The present age, so distinguishable for the spirit of improvement, and a taste for elegance, seems unhappily to have extended the latter too far, when it was introduced into the regions of literature. Elegance of action and spirited language, take place now, of plain meaning and close reasoning. Folly and knavery are too frequently disguised by the flowing harmony of well turned periods: and pretty flowery compositions are often published to the world; in which, after being amused throughout the whole performance, the reader cannot discover one single thought, or carry away one solid position. The wise Athenians were so sensible of the evil of countenancing the arts of rhetoricians, that it was corporally dangerous for the specious orator to attempt amusing the high court of Areopagus with a licentious display of his abilities. From a like sense of the mischievous tendency of luxurious language, we also disclaim all assistance from it: as we desire not to persuade but to convince, not to declaim but to demonstrate.- -Strictly adhering to the Apostle's advice, in our motto, at the beginning of the paper.

No. 2.]

THE

FREE ENQUIRER.

SATURDAY.

[Oct. 24, 1761.

The Free Enquirers are agreeably encouraged in their new undertaking, by the very early offer of assistance from a correspondent, to whom, they think, they cannot better shew their acknowledgments, than by an immediate publication of his first favour, especially as the subject of it so naturally follows their previous address to the public.

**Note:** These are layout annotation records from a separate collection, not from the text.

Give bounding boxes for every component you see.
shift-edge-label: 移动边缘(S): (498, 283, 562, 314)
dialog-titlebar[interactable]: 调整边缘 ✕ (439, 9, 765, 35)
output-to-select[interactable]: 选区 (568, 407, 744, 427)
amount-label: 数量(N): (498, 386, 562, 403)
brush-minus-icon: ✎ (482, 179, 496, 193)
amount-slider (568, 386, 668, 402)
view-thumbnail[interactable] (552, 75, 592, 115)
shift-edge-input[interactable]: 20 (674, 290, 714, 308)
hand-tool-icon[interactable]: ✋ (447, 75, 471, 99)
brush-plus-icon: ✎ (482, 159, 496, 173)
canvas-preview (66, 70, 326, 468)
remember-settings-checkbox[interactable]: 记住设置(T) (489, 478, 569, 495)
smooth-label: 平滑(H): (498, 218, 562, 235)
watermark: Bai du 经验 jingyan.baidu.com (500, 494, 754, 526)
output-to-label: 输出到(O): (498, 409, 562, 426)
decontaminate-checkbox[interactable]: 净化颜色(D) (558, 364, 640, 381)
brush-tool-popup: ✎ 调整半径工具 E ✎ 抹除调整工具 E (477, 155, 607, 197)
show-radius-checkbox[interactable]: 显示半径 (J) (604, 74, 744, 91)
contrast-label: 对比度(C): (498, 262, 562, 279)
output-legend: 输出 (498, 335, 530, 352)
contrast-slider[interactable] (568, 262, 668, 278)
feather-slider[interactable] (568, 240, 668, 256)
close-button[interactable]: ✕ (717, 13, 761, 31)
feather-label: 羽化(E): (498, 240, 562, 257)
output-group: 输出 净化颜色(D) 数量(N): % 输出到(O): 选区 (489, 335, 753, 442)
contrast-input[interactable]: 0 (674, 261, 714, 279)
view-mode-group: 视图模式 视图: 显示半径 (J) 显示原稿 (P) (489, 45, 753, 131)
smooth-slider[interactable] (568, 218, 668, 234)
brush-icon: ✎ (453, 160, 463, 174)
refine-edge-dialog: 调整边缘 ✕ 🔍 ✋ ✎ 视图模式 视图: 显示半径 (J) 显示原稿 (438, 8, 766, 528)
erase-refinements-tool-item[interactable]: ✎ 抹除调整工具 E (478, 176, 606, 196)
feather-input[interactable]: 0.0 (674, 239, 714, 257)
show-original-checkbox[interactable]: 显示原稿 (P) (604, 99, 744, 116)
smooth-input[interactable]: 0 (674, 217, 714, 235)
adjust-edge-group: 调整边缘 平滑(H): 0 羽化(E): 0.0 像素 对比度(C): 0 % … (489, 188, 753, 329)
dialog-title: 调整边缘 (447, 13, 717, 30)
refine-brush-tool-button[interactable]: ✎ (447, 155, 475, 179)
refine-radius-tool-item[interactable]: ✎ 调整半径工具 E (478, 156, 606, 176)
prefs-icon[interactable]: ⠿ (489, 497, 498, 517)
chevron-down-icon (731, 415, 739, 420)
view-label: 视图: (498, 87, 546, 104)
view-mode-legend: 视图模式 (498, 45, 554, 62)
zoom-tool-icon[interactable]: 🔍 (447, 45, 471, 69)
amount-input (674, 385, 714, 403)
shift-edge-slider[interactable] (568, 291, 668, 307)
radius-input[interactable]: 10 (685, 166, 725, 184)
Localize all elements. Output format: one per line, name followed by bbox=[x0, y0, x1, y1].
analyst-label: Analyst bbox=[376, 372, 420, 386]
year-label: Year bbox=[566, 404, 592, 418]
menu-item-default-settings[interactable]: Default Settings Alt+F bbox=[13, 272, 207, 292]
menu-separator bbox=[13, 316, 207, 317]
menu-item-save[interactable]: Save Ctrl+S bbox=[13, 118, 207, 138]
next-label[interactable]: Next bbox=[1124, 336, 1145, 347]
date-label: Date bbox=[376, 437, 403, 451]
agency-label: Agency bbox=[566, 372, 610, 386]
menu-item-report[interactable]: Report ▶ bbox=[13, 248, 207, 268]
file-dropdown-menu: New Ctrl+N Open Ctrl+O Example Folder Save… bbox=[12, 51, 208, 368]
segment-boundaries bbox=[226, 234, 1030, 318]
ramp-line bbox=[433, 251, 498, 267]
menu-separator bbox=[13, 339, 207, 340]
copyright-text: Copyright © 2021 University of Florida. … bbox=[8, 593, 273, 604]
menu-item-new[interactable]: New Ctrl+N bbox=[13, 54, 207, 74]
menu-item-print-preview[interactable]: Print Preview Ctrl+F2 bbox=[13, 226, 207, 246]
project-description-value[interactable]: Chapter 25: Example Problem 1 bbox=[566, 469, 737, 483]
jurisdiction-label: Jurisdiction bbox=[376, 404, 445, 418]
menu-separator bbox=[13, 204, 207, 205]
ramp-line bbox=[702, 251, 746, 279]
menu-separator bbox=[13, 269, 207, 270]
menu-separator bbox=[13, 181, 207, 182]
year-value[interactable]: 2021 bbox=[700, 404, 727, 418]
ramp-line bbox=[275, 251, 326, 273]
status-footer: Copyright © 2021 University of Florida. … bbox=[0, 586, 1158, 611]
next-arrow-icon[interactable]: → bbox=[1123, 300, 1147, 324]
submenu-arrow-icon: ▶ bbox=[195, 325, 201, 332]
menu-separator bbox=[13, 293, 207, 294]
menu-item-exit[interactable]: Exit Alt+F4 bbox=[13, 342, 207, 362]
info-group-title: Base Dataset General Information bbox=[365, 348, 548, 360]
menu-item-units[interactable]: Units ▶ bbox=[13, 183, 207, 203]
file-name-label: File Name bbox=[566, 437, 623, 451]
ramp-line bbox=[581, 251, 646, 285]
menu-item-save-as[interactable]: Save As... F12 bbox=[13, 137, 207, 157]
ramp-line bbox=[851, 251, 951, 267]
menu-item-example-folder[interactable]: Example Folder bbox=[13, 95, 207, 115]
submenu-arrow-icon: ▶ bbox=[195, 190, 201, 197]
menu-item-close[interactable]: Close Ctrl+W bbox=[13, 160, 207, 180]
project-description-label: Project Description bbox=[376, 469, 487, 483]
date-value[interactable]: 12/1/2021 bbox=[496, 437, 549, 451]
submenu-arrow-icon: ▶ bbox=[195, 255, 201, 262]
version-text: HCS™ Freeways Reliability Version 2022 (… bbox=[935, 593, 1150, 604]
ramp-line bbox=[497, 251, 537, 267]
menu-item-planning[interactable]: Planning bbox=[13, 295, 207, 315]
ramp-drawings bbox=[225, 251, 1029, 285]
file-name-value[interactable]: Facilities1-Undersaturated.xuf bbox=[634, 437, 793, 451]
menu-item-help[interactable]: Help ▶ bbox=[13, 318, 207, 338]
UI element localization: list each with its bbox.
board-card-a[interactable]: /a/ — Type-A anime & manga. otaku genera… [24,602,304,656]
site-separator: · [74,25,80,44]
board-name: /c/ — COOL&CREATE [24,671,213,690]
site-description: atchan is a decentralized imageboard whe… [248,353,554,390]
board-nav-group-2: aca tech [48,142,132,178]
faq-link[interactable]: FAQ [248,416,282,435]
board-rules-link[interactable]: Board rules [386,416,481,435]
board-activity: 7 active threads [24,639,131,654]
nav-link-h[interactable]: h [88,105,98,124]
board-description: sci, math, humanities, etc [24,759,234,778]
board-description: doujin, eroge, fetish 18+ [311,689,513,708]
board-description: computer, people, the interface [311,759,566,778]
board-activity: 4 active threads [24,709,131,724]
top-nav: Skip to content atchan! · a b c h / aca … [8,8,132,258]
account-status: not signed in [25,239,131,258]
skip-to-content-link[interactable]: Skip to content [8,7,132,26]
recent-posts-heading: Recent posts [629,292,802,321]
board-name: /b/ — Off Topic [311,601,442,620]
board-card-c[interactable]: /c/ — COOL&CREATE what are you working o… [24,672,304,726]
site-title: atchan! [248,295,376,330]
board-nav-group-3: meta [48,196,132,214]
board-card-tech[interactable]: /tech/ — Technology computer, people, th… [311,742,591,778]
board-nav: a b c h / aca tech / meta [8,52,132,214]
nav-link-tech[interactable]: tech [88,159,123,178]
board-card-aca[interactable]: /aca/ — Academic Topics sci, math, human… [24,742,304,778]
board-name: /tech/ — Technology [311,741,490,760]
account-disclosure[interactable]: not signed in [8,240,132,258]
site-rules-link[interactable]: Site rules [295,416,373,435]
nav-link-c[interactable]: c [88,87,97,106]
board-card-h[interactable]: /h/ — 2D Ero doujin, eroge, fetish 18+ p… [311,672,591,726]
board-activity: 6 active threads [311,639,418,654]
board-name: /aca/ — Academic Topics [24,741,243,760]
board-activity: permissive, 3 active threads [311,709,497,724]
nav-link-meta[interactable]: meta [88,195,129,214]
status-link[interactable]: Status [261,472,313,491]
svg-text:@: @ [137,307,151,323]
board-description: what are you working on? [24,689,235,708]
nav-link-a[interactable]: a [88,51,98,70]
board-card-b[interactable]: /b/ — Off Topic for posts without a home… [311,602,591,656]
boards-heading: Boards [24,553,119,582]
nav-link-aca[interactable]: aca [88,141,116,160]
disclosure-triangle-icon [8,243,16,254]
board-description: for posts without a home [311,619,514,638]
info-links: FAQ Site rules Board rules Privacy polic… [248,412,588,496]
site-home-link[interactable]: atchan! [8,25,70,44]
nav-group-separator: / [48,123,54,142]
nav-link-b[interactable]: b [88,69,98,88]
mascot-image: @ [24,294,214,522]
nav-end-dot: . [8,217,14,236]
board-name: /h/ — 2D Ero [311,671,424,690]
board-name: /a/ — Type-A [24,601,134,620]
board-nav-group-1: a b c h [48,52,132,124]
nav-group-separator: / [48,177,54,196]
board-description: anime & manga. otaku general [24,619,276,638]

TO THE FREE ENQUIRERS. GENTLEMEN,

ALTHOUGH We may, with some appearance of truth, compliment the times we live in, for the great advancement of every class of knowledge, the thinking part of mankind are still but comparatively few. Useful learning will certainly be cultivated to the greatest advantage, where liberty, the natural birthright of mankind, is maintained; yet, even in our free and happy country, a thoughtless dissipation, and an ignorant enthusiasm, still divide the majority of men! the one, owing to an heedless resignation to present pleasure; and the other, to an obstinate meditation on objects of remote expectancy. Viewing matters in this light, I consider the scheme of your projected weekly paper, as having a tendency to correct both these contrary errors; and therefore eagerly wish you all the success which the integrity of your intentions may merit. You may perceive I am not given to complimenting; flattery, at all times absurd, is more particularly foreign to the present occasion; the purpose of my hasty address to you, is briefly this. A sober perusal of your first

number, though it did not produce a nap and a vision, a common case with humble correspondents, yet led me into a train of thinking on the nature and importance of human reason; the result of which is at your service.

6

To engage in a formal apology for the exercise of the human understanding, that only distinguishing characteristic which marks our superiority over the whole animal creation, appears, at first view, to be a ridiculous undertaking; an employment more likely to excite contempt, than to obtain applause, were we not sensible that there are men so strangely, so impiously unthankful, as to spurn this precious pearl from them, and to resign all claim to humanity, except what they owe to their external form.

This known truth, will, however, I hope, plead my excuse, and justify my present intention; which is, to shew that the great Creator has amply furnished man with abilities, both of body and mind, fully suited to the purposes of his formation and existence: that the most laudable method of paying our acknowledgments to him for this kindness, consists in the right application of our faculties; since, in this, we fulfil the intention of the donation, in which we also happen to be a small matter interested; namely our own felicity: and lastly, to shew, that whenever we distrust our own faculties, and seek for preternatural illumination, we are most miserably deluded.

'I flatter myself that I may be credited with sincerity, in my opinion as to this matter; since I am a volunteer in what I esteem a just cause; and since I am not likely to gain any thing by my doctrine, more than the satisfaction arising from a persuasion that I bear testimony to the truth. I aim not to make men believe they are sick, with a view to the recommending any spiritual nostrum of my own, which I might want to retail for pecuniary considerations.